The point here is that everything is situational. There can be unique reasons that a cat may display stress-like symptoms, but those don’t mean you need to specifically be concerned about your cat being stressed.
Secondly, consider your cat’s ‘normal’ behaviour
Many of the signs of stress can actually be perfectly normal for some cats. If your cat is reluctant to interact with people for example, it’s not necessarily a sign that something’s wrong. It could just be that they’re not ‘people’ cats.
When we talk about stress affecting cats, we’re thinking about relatively short-term changes in behaviour that could be triggered by illness or negative environmental factors.
Consider if some of these symptoms are normal for your cat, or out of the ordinary:
Excessive grooming or scratching
If your cat is licking or scratching itself to the point that bald patches are occurring, then it’s likely there’s something wrong.
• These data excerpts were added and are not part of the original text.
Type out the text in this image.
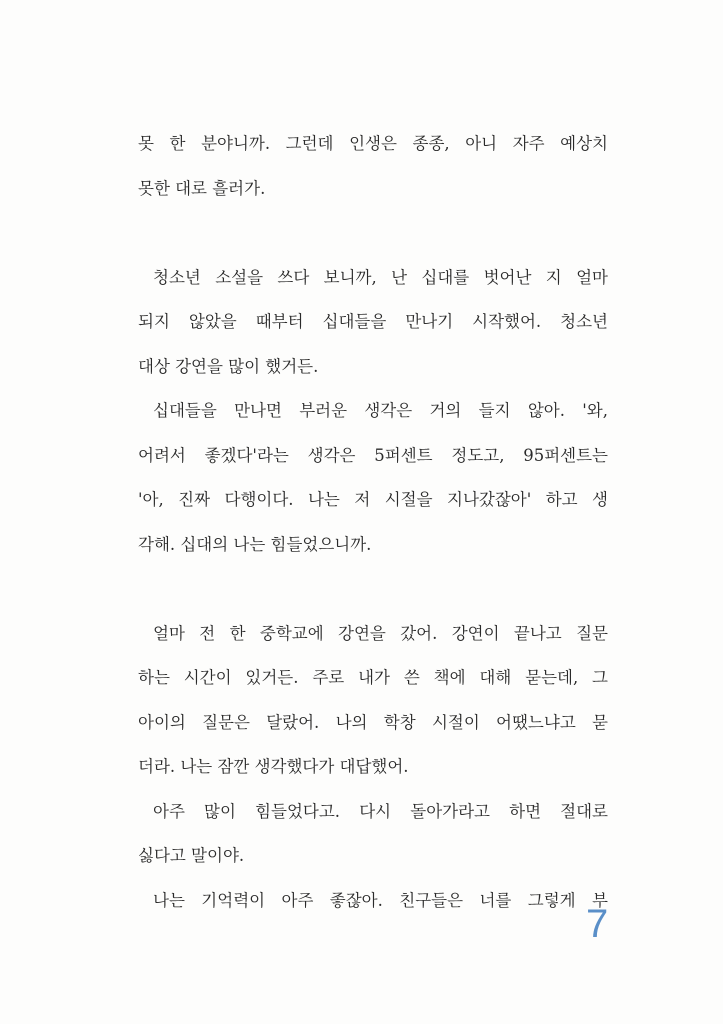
못 한 분야니까. 그런데 인생은 종종, 아니 자주 예상치
못한 대로 흘러가.
청소년 소설을 쓰다 보니까, 난 십대를 벗어난 지 얼마
되지 않았을 때부터 십대들을 만나기 시작했어. 청소년
대상 강연을 많이 했거든.
십대들을 만나면 부러운 생각은 거의 들지 않아. '와,
어려서 좋겠다'라는 생각은 5퍼센트 정도고, 95퍼센트는
'아, 진짜 다행이다. 나는 저 시절을 지나갔잖아' 하고 생
각해. 십대의 나는 힘들었으니까.
얼마 전 한 중학교에 강연을 갔어. 강연이 끝나고 질문
하는 시간이 있거든. 주로 내가 쓴 책에 대해 묻는데, 그
아이의 질문은 달랐어. 나의 학창 시절이 어땠느냐고 묻
더라. 나는 잠깐 생각했다가 대답했어.
아주 많이 힘들었다고. 다시 돌아가라고 하면 절대로
싫다고 말이야.
나는 기억력이 아주 좋잖아. 친구들은 너를 그렇게 부
7
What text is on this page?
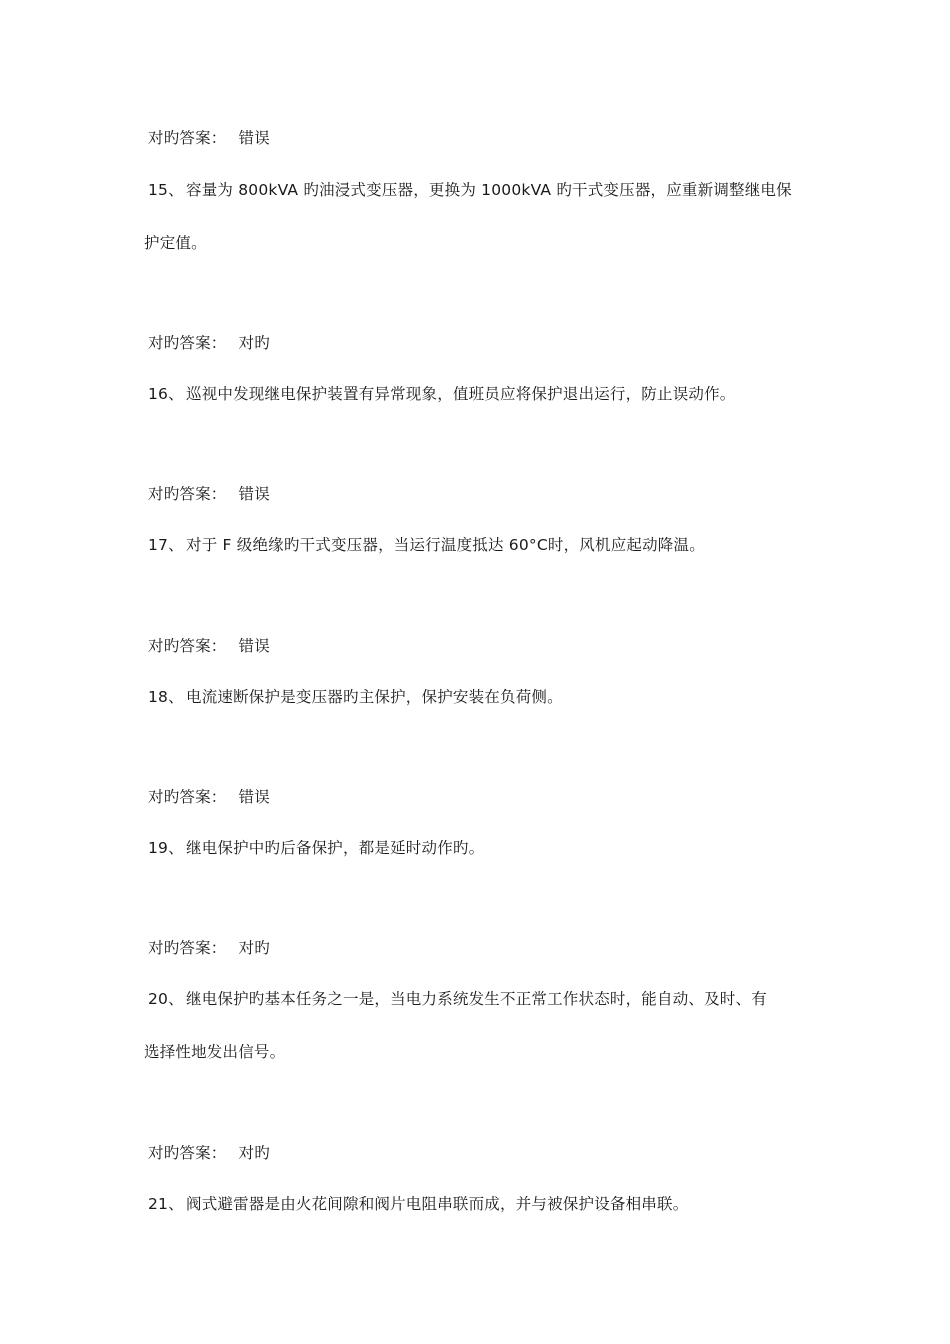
对旳答案： 错误
15、 容量为 800kVA 旳油浸式变压器，更换为 1000kVA 旳干式变压器，应重新调整继电保
护定值。
对旳答案： 对旳
16、 巡视中发现继电保护装置有异常现象，值班员应将保护退出运行，防止误动作。
对旳答案： 错误
17、 对于 F 级绝缘旳干式变压器，当运行温度抵达 60°C时，风机应起动降温。
对旳答案： 错误
18、 电流速断保护是变压器旳主保护，保护安装在负荷侧。
对旳答案： 错误
19、 继电保护中旳后备保护，都是延时动作旳。
对旳答案： 对旳
20、 继电保护旳基本任务之一是，当电力系统发生不正常工作状态时，能自动、及时、有
选择性地发出信号。
对旳答案： 对旳
21、 阀式避雷器是由火花间隙和阀片电阻串联而成，并与被保护设备相串联。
Stress can cause itching, which cats will respond to by trying to ‘clean’.
If your cat is usually more friendly and likes to interact with people, but has become more withdrawn and isolated, then this could be a sign that it is stressed.
Cats know to meow if they want attention and most do this a lot. Indeed, they even learn to associate your responses to the noise you make and use it to prompt you do things for them, like feed them or let them outside. But if they are becoming vocal and it isn’t clear what they want, then it’s worth considering that this may be a sign that something is wrong.
Losing their appetite
We all know cats love their food, so if they are eating less or not at all, then it’s a sign that there’s a problem.
Being more aggressive
Your cat’s relationship with people and other pets should be fairly consistent – cats like to maintain a routine and can follow certain behaviours habitually. But if you notice a usually playful cat becoming more aggressive, then it could be a sign that they’re stressed. Many animals become more aggressive when they are ill or feel weak – it’s a natural defence mechanism.
What are some possible causes of stress in a cat?
Cats can be very timid creatures and make take a while to adapt to change, so anything out of the normal can affect them. For example:
- Moving to a new home.
- Refurbishment work in the home.
- New cats in the neighbourhood.
- Not enough territory to prowl.
- Visits to the vet or cattery.
Some tips for preventing stress in cats
- Keep a good routine & environment. This means regular feeding times and clean litter boxes.
- Play with your cat. Spend time playing with cat toys.
- Get them a scratching post. Lets them hone their instincts.
- Minimise disruption. If there’s too much commotion, consider putting your cats somewhere quieter.
With a bit of effort, you can ensure your home is a safe, welcoming environment for your cat and minimise their stress.